Poop. It appears we missed a critical part of IsNil()'s documentation. And by missed, I of course mean that we didn't read it, but here's the relevant part.

IsNil reports whether its argument v is nil. The argument must be a chan, func, interface, map, pointer, or slice value; if it is not, IsNil panics.

So, we need to check if the value is of any of these nil-able types, and otherwise assume that it is not nil.

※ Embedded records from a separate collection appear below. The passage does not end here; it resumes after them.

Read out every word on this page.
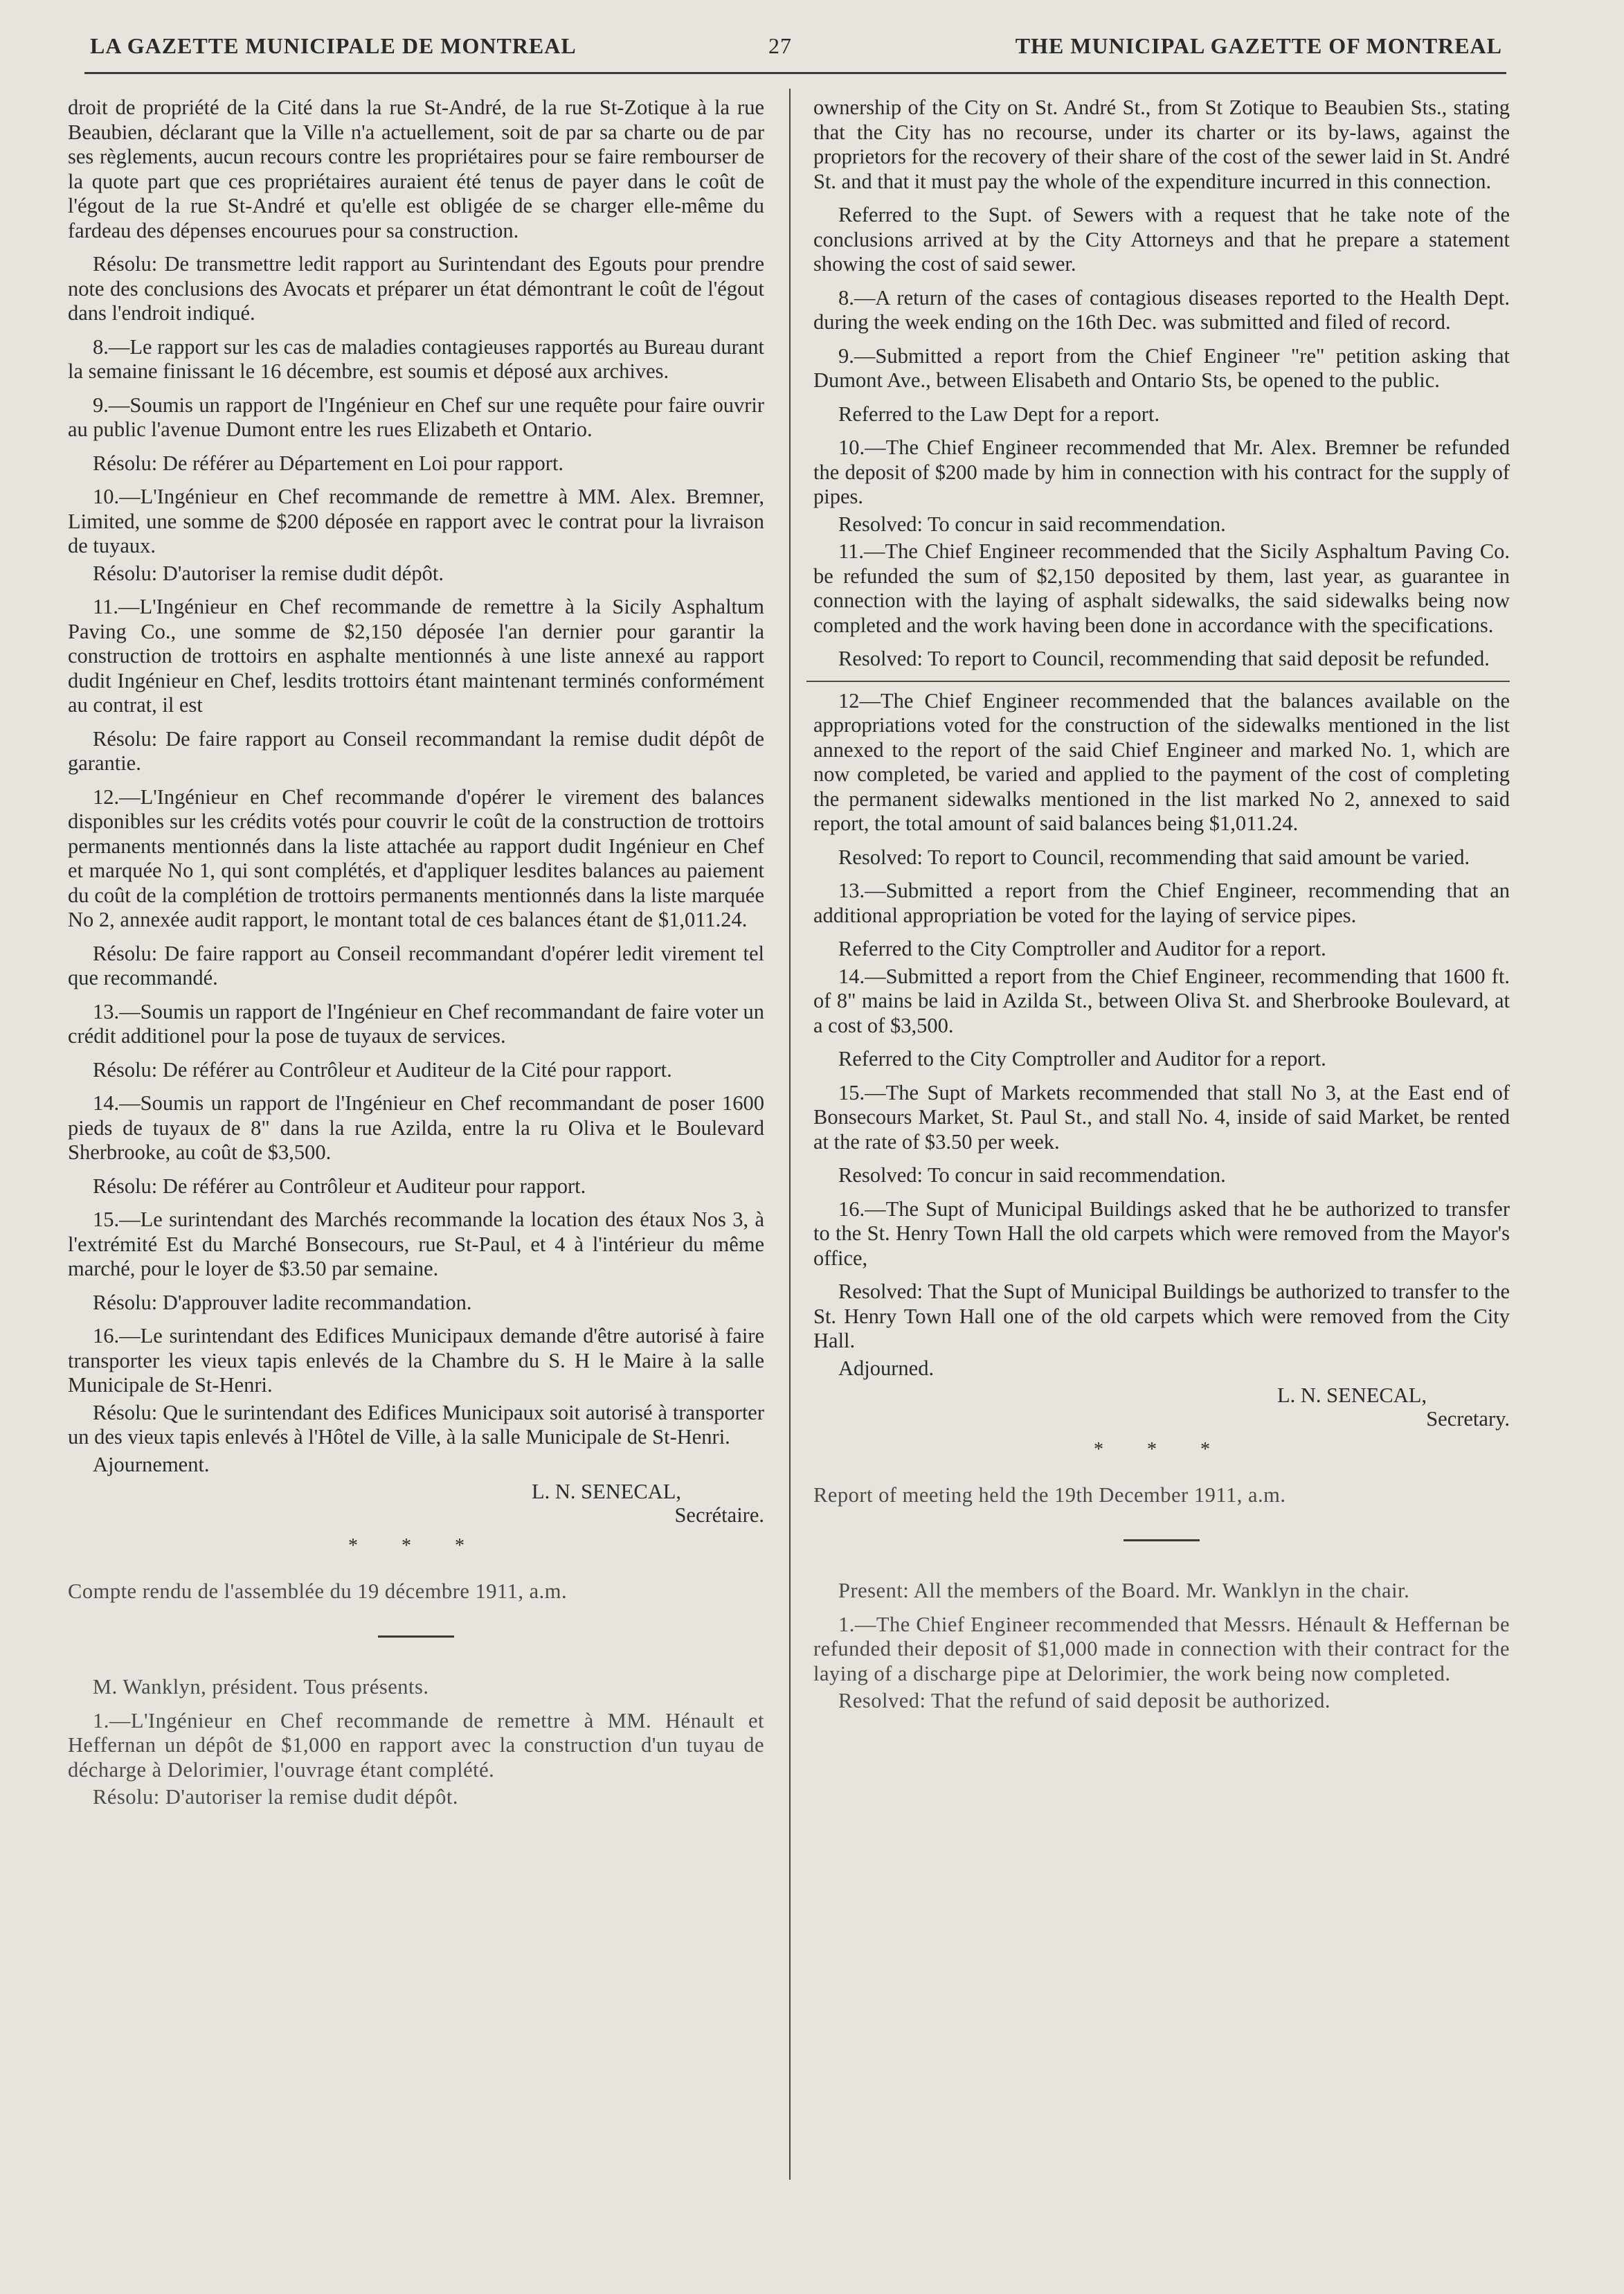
LA GAZETTE MUNICIPALE DE MONTREAL	27	THE MUNICIPAL GAZETTE OF MONTREAL

droit de propriété de la Cité dans la rue St-André, de la rue St-Zotique à la rue Beaubien, déclarant que la Ville n'a actuellement, soit de par sa charte ou de par ses règlements, aucun recours contre les propriétaires pour se faire rembourser de la quote part que ces propriétaires auraient été tenus de payer dans le coût de l'égout de la rue St-André et qu'elle est obligée de se charger elle-même du fardeau des dépenses encourues pour sa construction.

Résolu: De transmettre ledit rapport au Surintendant des Egouts pour prendre note des conclusions des Avocats et préparer un état démontrant le coût de l'égout dans l'endroit indiqué.

8.—Le rapport sur les cas de maladies contagieuses rapportés au Bureau durant la semaine finissant le 16 décembre, est soumis et déposé aux archives.

9.—Soumis un rapport de l'Ingénieur en Chef sur une requête pour faire ouvrir au public l'avenue Dumont entre les rues Elizabeth et Ontario.

Résolu: De référer au Département en Loi pour rapport.

10.—L'Ingénieur en Chef recommande de remettre à MM. Alex. Bremner, Limited, une somme de $200 déposée en rapport avec le contrat pour la livraison de tuyaux.

Résolu: D'autoriser la remise dudit dépôt.

11.—L'Ingénieur en Chef recommande de remettre à la Sicily Asphaltum Paving Co., une somme de $2,150 déposée l'an dernier pour garantir la construction de trottoirs en asphalte mentionnés à une liste annexé au rapport dudit Ingénieur en Chef, lesdits trottoirs étant maintenant terminés conformément au contrat, il est

Résolu: De faire rapport au Conseil recommandant la remise dudit dépôt de garantie.

12.—L'Ingénieur en Chef recommande d'opérer le virement des balances disponibles sur les crédits votés pour couvrir le coût de la construction de trottoirs permanents mentionnés dans la liste attachée au rapport dudit Ingénieur en Chef et marquée No 1, qui sont complétés, et d'appliquer lesdites balances au paiement du coût de la complétion de trottoirs permanents mentionnés dans la liste marquée No 2, annexée audit rapport, le montant total de ces balances étant de $1,011.24.

Résolu: De faire rapport au Conseil recommandant d'opérer ledit virement tel que recommandé.

13.—Soumis un rapport de l'Ingénieur en Chef recommandant de faire voter un crédit additionel pour la pose de tuyaux de services.

Résolu: De référer au Contrôleur et Auditeur de la Cité pour rapport.

14.—Soumis un rapport de l'Ingénieur en Chef recommandant de poser 1600 pieds de tuyaux de 8" dans la rue Azilda, entre la ru Oliva et le Boulevard Sherbrooke, au coût de $3,500.

Résolu: De référer au Contrôleur et Auditeur pour rapport.

15.—Le surintendant des Marchés recommande la location des étaux Nos 3, à l'extrémité Est du Marché Bonsecours, rue St-Paul, et 4 à l'intérieur du même marché, pour le loyer de $3.50 par semaine.

Résolu: D'approuver ladite recommandation.

16.—Le surintendant des Edifices Municipaux demande d'être autorisé à faire transporter les vieux tapis enlevés de la Chambre du S. H le Maire à la salle Municipale de St-Henri.

Résolu: Que le surintendant des Edifices Municipaux soit autorisé à transporter un des vieux tapis enlevés à l'Hôtel de Ville, à la salle Municipale de St-Henri.

Ajournement.

L. N. SENECAL,
Secrétaire.
* * *

Compte rendu de l'assemblée du 19 décembre 1911, a.m.

M. Wanklyn, président. Tous présents.

1.—L'Ingénieur en Chef recommande de remettre à MM. Hénault et Heffernan un dépôt de $1,000 en rapport avec la construction d'un tuyau de décharge à Delorimier, l'ouvrage étant complété.

Résolu: D'autoriser la remise dudit dépôt.

ownership of the City on St. André St., from St Zotique to Beaubien Sts., stating that the City has no recourse, under its charter or its by-laws, against the proprietors for the recovery of their share of the cost of the sewer laid in St. André St. and that it must pay the whole of the expenditure incurred in this connection.

Referred to the Supt. of Sewers with a request that he take note of the conclusions arrived at by the City Attorneys and that he prepare a statement showing the cost of said sewer.

8.—A return of the cases of contagious diseases reported to the Health Dept. during the week ending on the 16th Dec. was submitted and filed of record.

9.—Submitted a report from the Chief Engineer "re" petition asking that Dumont Ave., between Elisabeth and Ontario Sts, be opened to the public.

Referred to the Law Dept for a report.

10.—The Chief Engineer recommended that Mr. Alex. Bremner be refunded the deposit of $200 made by him in connection with his contract for the supply of pipes.

Resolved: To concur in said recommendation.

11.—The Chief Engineer recommended that the Sicily Asphaltum Paving Co. be refunded the sum of $2,150 deposited by them, last year, as guarantee in connection with the laying of asphalt sidewalks, the said sidewalks being now completed and the work having been done in accordance with the specifications.

Resolved: To report to Council, recommending that said deposit be refunded.

12—The Chief Engineer recommended that the balances available on the appropriations voted for the construction of the sidewalks mentioned in the list annexed to the report of the said Chief Engineer and marked No. 1, which are now completed, be varied and applied to the payment of the cost of completing the permanent sidewalks mentioned in the list marked No 2, annexed to said report, the total amount of said balances being $1,011.24.

Resolved: To report to Council, recommending that said amount be varied.

13.—Submitted a report from the Chief Engineer, recommending that an additional appropriation be voted for the laying of service pipes.

Referred to the City Comptroller and Auditor for a report.

14.—Submitted a report from the Chief Engineer, recommending that 1600 ft. of 8" mains be laid in Azilda St., between Oliva St. and Sherbrooke Boulevard, at a cost of $3,500.

Referred to the City Comptroller and Auditor for a report.

15.—The Supt of Markets recommended that stall No 3, at the East end of Bonsecours Market, St. Paul St., and stall No. 4, inside of said Market, be rented at the rate of $3.50 per week.

Resolved: To concur in said recommendation.

16.—The Supt of Municipal Buildings asked that he be authorized to transfer to the St. Henry Town Hall the old carpets which were removed from the Mayor's office,

Resolved: That the Supt of Municipal Buildings be authorized to transfer to the St. Henry Town Hall one of the old carpets which were removed from the City Hall.

Adjourned.

L. N. SENECAL,
Secretary.
* * *

Report of meeting held the 19th December 1911, a.m.

Present: All the members of the Board. Mr. Wanklyn in the chair.

1.—The Chief Engineer recommended that Messrs. Hénault & Heffernan be refunded their deposit of $1,000 made in connection with their contract for the laying of a discharge pipe at Delorimier, the work being now completed.

Resolved: That the refund of said deposit be authorized.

func IsNil(value interface{}) bool {
    if value == nil {
        return true
    }

    reflected := reflect.ValueOf(value)
    switch reflected.Kind() {
        case
        reflect.Chan,
        reflect.Func,
        reflect.Interface,
        reflect.Map,
        reflect.Ptr,
        reflect.Slice:
        return reflected.IsNil()
    }
    return false
}

And with this, the panic is abated.

value := IfExpression{raw: "if"}
fmt.Println(IsNil(value)) // false

This will work so long as Go doesn't add some other nil-able type. Given how conservative the language is, such an addition to the core types seems an unlikely prospect. But of course, it could happen, and then this function would return false incorrectly in some cases.

Footguns

All languages have footguns. Some languages, like C++ and JavaScript, are seemingly built exclusively of them. Go is a small-ish and conservative language, and so naturally has fewer such contraptions. But how nil is handled differently in different contexts and how the type of a variable can change the actual value that's returned from a function, is a big one.

Of course, all of this may just be symptoms of my not knowing Go very well, and this whole article could just be the frustrated ramblings of an apprentice. But, I'm an experienced programmer, and this confused me quite a bit. That alone should be sufficient evidence that some design choices made here aren't optimal.